Now that the new GCSE history (9-1) specifications have nearly all been accredited, it is time to start making some hard choices. For teachers of the popular legacy OCR Modern World Course, the choices will be that bit tougher. It’s the thematic component that worries me most. There are three options. You can either do the new Migration in Britain c.1000-c.2010 or Power: Monarchy and Democracy c.1000 to 2014 or War and British Society c.790 to c.2010. So far, superficially, this does not seem to pose particular problems. Although the second one on power looks a little dull and inevitably means revisiting substantial parts of the KS3 curriculum. That leaves migration and warfare. Both have potential. That is until you read the rubric about prohibited combinations. If I wanted to teach migration and I very well might, I have, yes have to teach The Impact on Empire on Britain 1688-c.1730. This would not have been my first choice; but it turns out to be my only one! I also have to teach, yes, this is the only route, urban environments: patterns of migration which, for 2018 examination, means a study of Butetown in Cardiff.

What if I go for warfare instead, making more use of some of the old legacy materials? Well, here again you have only one route. You have to study the Personal Rule to Restoration and then, rather bizarrely, castles: form and function c.1000-1750. The historic environment component obliges me to teach Framlingham castle for the first year.

When so much choice is usually available to history teachers it is somewhat ironic that in the thematic study, British depth study, and historic environment study, worth 50% combined with at there is very little choice once a route has been decided.

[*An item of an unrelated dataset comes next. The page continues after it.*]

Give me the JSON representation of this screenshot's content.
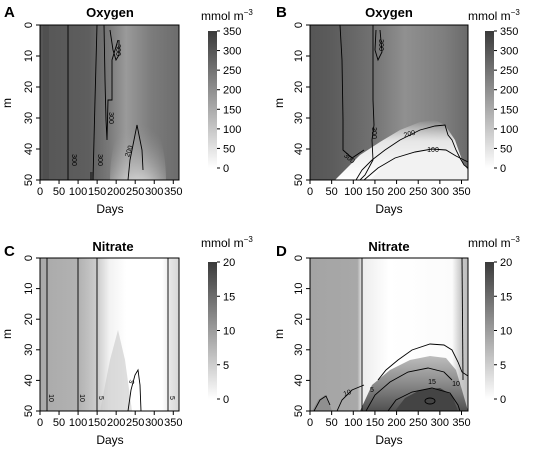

Elsewhere on the paper there is only one place where schools can make a personal choice and that is with the depth study. Here there are 7 options, 2 of them 20C America and nothing on the Russian Revolution. Time will tell whether schools will cover the whole of the International Relations topic which spans a whacking 83 years from 1918 to 2001 but falls short of the Iraq war.

It’ll be interesting to see the effect of the route-based approach on centre numbers. Watch this space.